Some of that testimony pulled together different parts of the community who would not normally talk to one another.

Spoken word artist Donte Clark touched on the logistical challenges facing youth from different neighborhoods in Richmond.

Young people who grow up in North Richmond, for example, do not feel safe traveling to other parts of the city, he said.

Richmond Police Sgt. Eddie Russell, who serves as the Youth Resource Officer Supervisor at the high schools in the district, jumped in asking what he, as someone who grew up in Richmond, could do to decrease the violence.

“A lot of this stuff is generational,” Evans said and suggested that Russell find a way to bring together all of the community to a neutral ground to discuss long-standing conflicts.

But he also cautioned that this has been the way of life for many years and change could be hard.

“Even if you resolve the violence we need jobs, we need teachers that care about us,” he said. “If you can’t do that part than it won’t matter.”

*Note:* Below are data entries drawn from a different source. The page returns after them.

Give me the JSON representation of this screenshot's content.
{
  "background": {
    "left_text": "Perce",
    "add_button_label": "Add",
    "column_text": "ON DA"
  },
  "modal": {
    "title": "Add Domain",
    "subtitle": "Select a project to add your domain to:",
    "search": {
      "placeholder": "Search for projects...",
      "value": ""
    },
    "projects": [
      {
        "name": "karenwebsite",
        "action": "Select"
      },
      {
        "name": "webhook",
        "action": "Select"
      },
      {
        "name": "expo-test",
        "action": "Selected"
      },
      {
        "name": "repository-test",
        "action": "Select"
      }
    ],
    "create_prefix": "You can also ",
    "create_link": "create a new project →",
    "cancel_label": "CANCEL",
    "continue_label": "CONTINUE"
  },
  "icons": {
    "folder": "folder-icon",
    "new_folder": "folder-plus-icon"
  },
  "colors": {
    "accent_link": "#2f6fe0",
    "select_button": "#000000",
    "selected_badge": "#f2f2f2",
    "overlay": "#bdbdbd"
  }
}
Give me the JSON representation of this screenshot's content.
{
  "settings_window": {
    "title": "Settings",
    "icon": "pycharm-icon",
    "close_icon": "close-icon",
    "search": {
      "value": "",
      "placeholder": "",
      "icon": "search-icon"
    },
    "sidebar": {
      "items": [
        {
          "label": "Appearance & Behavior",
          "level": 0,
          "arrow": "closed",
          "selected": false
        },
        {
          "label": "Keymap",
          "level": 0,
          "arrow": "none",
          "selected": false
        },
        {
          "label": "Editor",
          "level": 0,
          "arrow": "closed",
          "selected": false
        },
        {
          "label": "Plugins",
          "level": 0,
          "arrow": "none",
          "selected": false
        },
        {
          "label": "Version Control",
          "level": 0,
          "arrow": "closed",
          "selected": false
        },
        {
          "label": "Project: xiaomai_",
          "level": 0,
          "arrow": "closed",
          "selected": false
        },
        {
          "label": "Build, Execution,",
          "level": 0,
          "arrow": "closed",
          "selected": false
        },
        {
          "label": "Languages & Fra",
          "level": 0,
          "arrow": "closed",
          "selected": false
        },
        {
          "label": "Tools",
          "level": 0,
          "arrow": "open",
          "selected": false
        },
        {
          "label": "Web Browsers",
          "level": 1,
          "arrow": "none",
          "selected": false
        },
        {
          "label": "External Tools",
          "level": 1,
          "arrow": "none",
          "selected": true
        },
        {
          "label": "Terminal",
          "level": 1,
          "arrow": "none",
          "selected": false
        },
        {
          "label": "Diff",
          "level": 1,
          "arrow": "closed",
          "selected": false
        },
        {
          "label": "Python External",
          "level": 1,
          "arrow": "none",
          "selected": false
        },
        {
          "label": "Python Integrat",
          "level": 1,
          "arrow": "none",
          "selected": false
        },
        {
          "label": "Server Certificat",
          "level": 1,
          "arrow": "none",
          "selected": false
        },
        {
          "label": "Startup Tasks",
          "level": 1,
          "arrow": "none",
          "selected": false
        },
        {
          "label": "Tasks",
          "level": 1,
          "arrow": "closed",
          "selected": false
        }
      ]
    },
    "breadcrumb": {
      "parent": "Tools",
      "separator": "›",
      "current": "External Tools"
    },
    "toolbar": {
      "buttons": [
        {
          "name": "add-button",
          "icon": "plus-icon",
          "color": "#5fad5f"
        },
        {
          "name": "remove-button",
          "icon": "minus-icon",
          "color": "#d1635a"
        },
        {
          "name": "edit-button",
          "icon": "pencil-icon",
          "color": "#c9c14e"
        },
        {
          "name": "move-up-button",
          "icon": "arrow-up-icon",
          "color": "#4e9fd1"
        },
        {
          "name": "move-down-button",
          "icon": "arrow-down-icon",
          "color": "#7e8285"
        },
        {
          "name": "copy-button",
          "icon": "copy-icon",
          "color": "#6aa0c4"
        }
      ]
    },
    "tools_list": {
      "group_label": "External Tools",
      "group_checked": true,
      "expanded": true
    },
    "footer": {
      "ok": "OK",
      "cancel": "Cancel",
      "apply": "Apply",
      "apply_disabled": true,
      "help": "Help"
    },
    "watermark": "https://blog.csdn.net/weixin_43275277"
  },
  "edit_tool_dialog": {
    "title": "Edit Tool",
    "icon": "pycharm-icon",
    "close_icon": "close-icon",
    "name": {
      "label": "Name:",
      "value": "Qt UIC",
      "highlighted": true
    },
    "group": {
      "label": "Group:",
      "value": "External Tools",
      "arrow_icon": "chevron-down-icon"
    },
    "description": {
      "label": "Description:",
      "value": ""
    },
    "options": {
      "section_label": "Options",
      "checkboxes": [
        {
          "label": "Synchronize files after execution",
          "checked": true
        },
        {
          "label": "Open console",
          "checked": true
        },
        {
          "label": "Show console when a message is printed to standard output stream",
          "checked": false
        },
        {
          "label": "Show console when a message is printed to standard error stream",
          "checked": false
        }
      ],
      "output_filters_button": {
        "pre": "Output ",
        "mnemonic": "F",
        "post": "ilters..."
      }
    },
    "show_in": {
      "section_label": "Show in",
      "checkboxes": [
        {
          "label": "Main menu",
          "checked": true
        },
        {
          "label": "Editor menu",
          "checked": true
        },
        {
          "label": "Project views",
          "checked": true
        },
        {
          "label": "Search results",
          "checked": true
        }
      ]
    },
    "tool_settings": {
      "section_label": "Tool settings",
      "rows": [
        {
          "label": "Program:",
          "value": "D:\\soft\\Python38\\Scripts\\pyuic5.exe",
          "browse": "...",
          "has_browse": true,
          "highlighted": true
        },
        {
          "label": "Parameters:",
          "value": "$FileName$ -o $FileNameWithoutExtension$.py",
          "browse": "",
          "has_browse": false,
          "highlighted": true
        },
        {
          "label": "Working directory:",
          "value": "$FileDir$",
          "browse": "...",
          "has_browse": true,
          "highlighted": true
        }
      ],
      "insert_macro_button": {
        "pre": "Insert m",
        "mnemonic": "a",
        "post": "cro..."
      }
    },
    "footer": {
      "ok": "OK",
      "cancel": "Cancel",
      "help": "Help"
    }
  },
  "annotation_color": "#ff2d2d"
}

Cox said she hopes to see the forum continue.

“It would be great to have more buy-in from young people,” she said. “We need to be the observers. We know there are problems; we don’t know how to address them.”

One Comment

  1. Hello all,

    Thank you Brittany and Richmond Confidential for covering this event!

    I am PROUD of Richmond, as represented by those who came to the forum. We addressed real issues, faced each other, and Connected! Plus we connected with those whom we might normally not talk to. And that gives me hope for our city and world.